Simone de Beauvoir morreu há quase trinta anos. Simone é muito conhecida porque lá nos idos de 1949 ela disse, entre outras coisas, que o que se institui socialmente como ‘mulher’, é uma construção e não uma determinação biológica. Ou seja, o papel que se espera que as mulheres desempenhem na sociedade não é estabelecido geneticamente: fato de nascer fêmea não determina o caráter de um ser humano, e que apenas os seus genes não fazem de você necessariamente maternal, irracional, caseira, dependente, incapaz, apta ao artesanato ou mais propensa a chorar ou usar maquiagem.

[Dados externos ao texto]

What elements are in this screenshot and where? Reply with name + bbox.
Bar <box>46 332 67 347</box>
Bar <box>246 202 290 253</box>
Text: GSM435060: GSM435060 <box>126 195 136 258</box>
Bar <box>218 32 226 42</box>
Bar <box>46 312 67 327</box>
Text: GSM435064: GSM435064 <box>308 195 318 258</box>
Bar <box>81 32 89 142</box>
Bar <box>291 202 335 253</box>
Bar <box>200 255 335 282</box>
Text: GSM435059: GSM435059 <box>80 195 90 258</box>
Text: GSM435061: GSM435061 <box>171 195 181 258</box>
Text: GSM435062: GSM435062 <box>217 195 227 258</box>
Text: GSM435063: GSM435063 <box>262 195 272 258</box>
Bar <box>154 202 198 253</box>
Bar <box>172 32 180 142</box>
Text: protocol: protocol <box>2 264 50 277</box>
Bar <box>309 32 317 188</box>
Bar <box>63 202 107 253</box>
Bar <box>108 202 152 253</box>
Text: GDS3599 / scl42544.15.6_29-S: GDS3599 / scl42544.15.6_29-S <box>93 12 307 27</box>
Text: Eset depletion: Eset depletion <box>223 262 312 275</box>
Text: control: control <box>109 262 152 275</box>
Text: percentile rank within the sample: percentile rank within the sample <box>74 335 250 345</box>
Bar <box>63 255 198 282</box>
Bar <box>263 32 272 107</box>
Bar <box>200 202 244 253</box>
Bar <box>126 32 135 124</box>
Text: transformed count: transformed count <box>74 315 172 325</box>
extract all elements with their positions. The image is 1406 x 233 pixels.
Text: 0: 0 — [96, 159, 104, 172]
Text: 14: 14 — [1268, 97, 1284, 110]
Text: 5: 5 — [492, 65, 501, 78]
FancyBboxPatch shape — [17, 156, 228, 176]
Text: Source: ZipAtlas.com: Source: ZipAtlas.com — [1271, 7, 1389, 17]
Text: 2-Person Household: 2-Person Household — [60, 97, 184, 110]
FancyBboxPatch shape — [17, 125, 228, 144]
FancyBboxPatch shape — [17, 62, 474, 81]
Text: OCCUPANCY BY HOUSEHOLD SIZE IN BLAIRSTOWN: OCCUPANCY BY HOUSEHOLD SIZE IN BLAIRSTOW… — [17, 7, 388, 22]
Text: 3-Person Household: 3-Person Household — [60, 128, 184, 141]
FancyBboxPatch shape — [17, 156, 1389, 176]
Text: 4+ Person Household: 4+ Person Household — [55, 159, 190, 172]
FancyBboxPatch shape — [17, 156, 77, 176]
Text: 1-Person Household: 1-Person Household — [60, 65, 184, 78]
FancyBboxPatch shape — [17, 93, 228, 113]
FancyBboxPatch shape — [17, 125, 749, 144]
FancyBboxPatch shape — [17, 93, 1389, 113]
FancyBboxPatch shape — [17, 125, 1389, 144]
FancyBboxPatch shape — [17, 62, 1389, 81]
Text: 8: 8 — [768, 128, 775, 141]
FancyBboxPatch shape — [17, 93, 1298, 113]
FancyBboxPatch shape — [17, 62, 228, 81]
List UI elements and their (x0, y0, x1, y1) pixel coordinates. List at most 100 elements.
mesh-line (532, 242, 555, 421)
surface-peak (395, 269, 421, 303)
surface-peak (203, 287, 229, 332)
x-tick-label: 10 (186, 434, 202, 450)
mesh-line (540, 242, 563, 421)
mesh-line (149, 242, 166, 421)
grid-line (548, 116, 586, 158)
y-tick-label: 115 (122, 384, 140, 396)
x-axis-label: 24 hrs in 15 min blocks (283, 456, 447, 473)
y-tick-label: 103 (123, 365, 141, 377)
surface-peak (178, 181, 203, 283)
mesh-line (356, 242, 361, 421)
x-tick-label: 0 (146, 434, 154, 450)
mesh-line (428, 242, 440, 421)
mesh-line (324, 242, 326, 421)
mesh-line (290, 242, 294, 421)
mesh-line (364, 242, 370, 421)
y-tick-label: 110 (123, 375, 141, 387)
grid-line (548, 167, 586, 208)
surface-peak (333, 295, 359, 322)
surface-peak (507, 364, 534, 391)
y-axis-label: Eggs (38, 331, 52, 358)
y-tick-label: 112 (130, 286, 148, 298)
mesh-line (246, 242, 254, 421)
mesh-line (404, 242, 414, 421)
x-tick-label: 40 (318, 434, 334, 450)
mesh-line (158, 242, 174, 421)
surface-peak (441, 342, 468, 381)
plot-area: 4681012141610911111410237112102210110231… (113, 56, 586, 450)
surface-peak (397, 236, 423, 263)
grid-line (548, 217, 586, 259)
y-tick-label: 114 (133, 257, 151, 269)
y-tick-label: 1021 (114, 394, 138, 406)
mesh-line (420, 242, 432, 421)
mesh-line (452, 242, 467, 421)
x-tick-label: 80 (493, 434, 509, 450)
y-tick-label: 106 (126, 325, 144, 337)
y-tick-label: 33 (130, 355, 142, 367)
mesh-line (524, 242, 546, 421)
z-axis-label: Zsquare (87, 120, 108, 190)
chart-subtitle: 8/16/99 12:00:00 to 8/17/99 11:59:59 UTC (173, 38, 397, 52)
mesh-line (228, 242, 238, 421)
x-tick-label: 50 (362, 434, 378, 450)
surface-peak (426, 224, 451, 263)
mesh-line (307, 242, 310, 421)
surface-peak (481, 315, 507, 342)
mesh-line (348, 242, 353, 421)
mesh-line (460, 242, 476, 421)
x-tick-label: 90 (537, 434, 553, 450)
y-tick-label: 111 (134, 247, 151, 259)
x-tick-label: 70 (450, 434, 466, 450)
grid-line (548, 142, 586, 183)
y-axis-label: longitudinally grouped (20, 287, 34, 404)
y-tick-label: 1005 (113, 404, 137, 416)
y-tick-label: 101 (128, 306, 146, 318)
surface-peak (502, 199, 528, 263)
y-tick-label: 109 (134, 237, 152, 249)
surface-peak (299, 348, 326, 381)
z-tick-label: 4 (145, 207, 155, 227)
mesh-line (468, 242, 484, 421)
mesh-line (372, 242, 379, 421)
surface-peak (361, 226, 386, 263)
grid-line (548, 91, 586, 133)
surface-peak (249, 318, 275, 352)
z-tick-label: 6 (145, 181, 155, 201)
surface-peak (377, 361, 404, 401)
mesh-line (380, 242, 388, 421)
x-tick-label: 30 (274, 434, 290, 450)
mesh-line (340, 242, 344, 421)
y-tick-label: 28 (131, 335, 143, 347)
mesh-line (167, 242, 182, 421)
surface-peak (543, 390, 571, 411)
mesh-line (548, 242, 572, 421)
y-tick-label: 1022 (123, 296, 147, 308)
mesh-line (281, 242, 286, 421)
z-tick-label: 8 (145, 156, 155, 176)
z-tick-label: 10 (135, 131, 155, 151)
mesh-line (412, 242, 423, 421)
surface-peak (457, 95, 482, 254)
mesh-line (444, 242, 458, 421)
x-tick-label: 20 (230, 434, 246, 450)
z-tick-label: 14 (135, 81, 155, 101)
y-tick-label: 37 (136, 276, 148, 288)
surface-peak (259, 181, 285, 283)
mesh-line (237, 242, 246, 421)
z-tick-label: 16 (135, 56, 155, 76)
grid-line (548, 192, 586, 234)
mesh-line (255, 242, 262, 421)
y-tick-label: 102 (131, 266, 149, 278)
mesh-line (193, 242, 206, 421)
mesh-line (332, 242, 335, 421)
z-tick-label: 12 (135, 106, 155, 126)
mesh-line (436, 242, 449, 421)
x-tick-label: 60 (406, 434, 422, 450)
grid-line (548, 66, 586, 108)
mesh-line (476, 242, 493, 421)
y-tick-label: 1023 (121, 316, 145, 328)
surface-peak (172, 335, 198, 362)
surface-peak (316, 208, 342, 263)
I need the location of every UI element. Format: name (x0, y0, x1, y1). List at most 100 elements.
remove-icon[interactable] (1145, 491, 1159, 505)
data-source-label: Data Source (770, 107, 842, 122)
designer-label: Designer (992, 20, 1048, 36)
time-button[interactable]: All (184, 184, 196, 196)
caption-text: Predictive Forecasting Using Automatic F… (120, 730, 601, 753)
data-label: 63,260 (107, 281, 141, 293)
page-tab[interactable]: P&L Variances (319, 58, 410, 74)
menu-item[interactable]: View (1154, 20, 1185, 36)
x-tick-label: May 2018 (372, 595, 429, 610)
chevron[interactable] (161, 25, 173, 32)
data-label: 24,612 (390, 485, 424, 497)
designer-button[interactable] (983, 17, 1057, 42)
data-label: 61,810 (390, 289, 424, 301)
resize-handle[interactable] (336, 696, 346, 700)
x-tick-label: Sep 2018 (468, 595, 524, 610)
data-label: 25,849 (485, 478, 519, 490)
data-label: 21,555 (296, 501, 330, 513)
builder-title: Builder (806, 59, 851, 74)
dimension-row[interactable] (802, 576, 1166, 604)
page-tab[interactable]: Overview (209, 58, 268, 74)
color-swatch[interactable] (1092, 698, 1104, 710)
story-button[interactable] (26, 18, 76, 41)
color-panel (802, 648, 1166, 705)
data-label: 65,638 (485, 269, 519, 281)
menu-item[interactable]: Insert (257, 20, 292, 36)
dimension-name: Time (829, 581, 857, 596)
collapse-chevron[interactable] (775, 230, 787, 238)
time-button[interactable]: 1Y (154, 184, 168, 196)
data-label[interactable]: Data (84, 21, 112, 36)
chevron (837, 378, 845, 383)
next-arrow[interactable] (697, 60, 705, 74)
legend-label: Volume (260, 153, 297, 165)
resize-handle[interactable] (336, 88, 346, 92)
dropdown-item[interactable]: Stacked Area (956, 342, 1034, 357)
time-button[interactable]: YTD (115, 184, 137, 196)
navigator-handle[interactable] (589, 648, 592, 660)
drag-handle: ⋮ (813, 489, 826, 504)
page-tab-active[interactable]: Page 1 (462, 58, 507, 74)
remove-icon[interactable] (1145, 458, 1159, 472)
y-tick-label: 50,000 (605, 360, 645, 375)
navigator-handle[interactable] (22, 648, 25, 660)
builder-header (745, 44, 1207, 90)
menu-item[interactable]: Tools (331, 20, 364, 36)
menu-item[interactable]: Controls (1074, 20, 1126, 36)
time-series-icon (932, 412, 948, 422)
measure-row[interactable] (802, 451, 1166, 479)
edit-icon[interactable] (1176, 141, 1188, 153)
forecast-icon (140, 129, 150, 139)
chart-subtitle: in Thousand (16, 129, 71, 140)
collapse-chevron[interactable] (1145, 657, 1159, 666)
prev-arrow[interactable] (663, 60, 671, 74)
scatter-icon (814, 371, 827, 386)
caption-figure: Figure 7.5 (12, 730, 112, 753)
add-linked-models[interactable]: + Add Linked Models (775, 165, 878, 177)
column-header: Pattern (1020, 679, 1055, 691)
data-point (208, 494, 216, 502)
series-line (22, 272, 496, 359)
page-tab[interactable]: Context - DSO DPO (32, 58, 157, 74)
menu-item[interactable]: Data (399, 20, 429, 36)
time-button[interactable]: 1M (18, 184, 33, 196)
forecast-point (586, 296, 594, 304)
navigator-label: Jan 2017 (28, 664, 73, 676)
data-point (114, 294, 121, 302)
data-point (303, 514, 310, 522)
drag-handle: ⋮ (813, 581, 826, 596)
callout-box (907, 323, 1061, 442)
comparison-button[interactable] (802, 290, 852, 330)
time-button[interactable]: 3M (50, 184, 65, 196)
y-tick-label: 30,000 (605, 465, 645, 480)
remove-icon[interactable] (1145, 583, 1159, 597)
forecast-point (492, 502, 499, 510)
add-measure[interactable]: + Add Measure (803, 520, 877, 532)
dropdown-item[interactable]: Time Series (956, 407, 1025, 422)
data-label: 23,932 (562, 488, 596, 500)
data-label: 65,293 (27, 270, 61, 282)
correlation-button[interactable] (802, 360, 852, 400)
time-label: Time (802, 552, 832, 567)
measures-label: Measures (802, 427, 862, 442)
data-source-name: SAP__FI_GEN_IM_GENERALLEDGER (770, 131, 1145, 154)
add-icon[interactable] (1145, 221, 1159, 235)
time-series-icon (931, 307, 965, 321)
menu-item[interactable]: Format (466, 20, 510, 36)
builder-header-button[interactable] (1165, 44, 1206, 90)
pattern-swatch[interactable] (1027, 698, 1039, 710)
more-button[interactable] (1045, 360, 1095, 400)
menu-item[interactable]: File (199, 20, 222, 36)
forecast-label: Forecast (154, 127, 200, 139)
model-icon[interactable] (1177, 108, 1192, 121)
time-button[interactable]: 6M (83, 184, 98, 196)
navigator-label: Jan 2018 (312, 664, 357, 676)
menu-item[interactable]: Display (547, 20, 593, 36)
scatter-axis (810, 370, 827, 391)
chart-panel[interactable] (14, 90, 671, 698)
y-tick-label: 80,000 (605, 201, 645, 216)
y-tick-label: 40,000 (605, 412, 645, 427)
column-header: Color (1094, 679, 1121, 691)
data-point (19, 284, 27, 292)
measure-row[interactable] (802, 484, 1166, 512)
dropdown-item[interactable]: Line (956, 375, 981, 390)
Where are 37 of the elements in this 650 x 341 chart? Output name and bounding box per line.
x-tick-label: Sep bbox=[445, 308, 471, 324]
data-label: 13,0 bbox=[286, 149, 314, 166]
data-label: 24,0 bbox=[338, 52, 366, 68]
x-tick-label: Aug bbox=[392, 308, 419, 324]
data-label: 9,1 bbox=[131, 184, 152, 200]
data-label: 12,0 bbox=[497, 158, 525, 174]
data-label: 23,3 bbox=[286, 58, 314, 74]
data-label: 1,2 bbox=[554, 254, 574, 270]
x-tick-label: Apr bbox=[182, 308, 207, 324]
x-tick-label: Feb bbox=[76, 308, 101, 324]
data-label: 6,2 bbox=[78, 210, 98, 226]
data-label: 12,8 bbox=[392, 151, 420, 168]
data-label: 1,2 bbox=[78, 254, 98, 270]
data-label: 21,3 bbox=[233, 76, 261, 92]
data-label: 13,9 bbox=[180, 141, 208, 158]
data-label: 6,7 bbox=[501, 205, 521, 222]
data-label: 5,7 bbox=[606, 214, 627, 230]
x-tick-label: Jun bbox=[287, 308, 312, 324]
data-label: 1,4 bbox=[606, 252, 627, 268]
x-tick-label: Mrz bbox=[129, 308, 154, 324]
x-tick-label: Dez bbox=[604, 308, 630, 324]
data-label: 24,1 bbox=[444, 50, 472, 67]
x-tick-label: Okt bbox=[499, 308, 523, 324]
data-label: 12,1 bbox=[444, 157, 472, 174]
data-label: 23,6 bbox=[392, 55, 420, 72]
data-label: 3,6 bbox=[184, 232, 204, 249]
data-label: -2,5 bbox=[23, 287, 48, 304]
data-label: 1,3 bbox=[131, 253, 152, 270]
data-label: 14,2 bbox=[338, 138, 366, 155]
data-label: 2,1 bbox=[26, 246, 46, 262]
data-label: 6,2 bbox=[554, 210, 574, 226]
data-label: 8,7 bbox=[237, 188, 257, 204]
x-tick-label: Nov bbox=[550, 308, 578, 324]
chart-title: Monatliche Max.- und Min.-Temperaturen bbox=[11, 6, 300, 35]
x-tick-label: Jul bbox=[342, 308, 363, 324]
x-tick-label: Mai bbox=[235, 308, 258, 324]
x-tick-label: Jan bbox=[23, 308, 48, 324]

Pela idade, ela poderia ser bisavó da geração que está no mercado de trabalho hoje em dia, casando, tendo filhos, consumindo e votando. Mas, ironicamente, na segunda década do século XXI ainda há recônditos por aí aonde as pessoas não conseguem ler textos como o dela sem, em seguida, vomitar toneladas de asneiras, ou como disse a Eliane Brum num artigo lúcido e maravilhoso publicado no El País sobre o impacto da citação extraída de “O Segundo Sexo” na prova do ENEM, relinchar... e relincham tão alto que é impossível ignorá-los. Atento para o fato de que estes ‘recônditos’ não estão necessariamente encrustados em paisagens desérticas no Oriente Médio, aonde mulheres são forçadas a cobrir seus corpos e seus rostos, a servir e calar – estes lugares também estão ‘na nossa parte’ do mundo. No mundo ocidental, livre, democrático, liberal.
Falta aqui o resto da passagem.